Or, perhaps, you have a share that has a relatively low yield which you would like to try to add to. Maybe there is a share that has had a good rally but now you feel this might be coming to an end. These and many other reasons might have you reaching for the phone to ring your broker to sell. But wait! Check to see if there are options available first.
Writing options against existing holdings in your portfolio can augment performance by adding to the income ordinarily received from just dividends alone. With income set to continue being the target for many investors in these low interest rate times, covered option writing, quite rightly, has earned its place in any sophisticated investor’s trading arsenal.

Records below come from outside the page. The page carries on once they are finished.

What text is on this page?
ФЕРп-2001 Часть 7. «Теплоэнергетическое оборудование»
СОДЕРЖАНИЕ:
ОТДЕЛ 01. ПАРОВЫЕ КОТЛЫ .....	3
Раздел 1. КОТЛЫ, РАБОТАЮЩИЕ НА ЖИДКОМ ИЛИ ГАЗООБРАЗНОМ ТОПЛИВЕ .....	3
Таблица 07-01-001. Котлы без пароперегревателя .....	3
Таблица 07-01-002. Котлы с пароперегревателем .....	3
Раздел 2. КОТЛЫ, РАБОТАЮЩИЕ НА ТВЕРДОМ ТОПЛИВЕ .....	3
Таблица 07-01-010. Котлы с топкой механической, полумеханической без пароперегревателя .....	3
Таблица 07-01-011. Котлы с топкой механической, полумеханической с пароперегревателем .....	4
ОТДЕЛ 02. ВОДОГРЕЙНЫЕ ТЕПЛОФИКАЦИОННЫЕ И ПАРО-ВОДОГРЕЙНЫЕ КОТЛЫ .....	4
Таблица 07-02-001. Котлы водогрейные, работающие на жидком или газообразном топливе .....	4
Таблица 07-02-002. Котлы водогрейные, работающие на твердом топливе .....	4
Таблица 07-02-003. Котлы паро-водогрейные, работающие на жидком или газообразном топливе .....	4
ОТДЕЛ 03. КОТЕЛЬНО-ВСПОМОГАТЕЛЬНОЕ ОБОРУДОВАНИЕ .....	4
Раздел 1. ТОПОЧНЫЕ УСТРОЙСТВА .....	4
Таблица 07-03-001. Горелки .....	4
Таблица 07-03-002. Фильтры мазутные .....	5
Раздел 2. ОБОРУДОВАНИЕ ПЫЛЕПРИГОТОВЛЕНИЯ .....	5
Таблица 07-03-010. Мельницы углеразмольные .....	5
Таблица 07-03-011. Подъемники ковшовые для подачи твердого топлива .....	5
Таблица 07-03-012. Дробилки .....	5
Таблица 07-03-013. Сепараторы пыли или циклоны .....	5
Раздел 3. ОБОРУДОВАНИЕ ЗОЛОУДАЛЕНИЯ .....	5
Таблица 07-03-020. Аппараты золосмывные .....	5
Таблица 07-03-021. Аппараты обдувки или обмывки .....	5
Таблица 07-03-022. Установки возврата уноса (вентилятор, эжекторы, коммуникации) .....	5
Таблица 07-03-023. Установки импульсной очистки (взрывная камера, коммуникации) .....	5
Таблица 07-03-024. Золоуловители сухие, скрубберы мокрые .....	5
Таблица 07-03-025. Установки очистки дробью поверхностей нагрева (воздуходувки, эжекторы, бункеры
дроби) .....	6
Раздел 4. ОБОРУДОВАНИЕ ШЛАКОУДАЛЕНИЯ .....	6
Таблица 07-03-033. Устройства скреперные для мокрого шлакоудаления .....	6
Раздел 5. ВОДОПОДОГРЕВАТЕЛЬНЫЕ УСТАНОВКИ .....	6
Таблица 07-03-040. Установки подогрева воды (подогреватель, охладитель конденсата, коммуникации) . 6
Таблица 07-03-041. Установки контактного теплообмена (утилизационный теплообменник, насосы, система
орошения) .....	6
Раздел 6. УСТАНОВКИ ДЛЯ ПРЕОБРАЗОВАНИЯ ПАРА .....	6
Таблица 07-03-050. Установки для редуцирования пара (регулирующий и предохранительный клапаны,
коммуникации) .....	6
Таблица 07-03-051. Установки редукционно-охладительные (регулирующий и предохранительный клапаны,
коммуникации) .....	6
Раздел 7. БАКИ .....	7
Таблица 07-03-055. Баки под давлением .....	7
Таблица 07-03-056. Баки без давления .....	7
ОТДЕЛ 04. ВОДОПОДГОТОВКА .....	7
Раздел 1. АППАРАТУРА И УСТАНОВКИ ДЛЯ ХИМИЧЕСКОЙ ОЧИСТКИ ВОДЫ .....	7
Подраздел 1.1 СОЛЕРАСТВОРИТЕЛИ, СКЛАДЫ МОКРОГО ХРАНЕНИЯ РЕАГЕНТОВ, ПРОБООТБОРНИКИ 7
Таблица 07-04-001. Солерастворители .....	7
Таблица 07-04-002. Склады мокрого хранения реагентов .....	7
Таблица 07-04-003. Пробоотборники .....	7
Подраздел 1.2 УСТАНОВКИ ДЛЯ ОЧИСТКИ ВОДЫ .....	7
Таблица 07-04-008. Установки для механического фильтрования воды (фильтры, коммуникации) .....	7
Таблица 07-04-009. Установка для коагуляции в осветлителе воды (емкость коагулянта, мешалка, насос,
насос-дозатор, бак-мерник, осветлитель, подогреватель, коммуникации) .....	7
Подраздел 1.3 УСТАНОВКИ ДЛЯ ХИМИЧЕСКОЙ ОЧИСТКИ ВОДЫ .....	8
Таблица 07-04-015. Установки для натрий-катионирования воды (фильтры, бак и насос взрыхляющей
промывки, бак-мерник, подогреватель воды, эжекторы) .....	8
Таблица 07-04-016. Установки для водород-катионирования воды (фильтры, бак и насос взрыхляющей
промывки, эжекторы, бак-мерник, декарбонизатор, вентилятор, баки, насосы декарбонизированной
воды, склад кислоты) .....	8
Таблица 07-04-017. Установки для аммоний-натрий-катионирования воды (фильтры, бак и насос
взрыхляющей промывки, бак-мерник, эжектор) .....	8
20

Investors who use this technique can often outperform those who prefer to use a more vanilla system as, over a period of say 12 to 18 months of continuous writing, in a trendless to slightly upward/downward trending market, the extra income received can help reduce costs of the original share holdings.
Writing call options puts a cap on profits and thus, if a share that has been written against moves higher, the options may well be assigned, selling the shares more cheaply than if you had not written options.
There is always a trade-off between risk and reward, with higher risk investors expecting a higher reward.
The process of writing options, if done in a covered, pragmatic fashion, can reduce risk because the premium received is used as an imperfect hedge, using the extra income as a cushion against weakness in the underlying.
From the example on the right, one can hopefully see where the strength of option writing lies. Despite the shares falling slightly, the option writing client has outperformed his plain vanilla share investor cousin by 2.5%.
If the shares had risen instead of falling and, say, resided at 219p by June expiry, the option writer would still be outperforming because the option would have expired worthless, meaning the shares would have effectively been bought for 195p (200p minus the 5p in option premium received). It is only when the underlying shares rally through the written option strike price that under-performance is possible and even then, this under-performance only starts to really kick in at the breakeven level of 225p.
There are strategies that one can adopt if this were to happen, with a favourite of mine being writing put options at or close to the strike price of the original call option assigned. This then gives limited profit potential/exposure to the shares and, if they then subsequently fell, the investor would buy the shares back, potentially at a level less than what he originally sold at.
This article hasn’t addressed the real risk of losing dividends when writing call options, a factor that needs to be seriously thought about.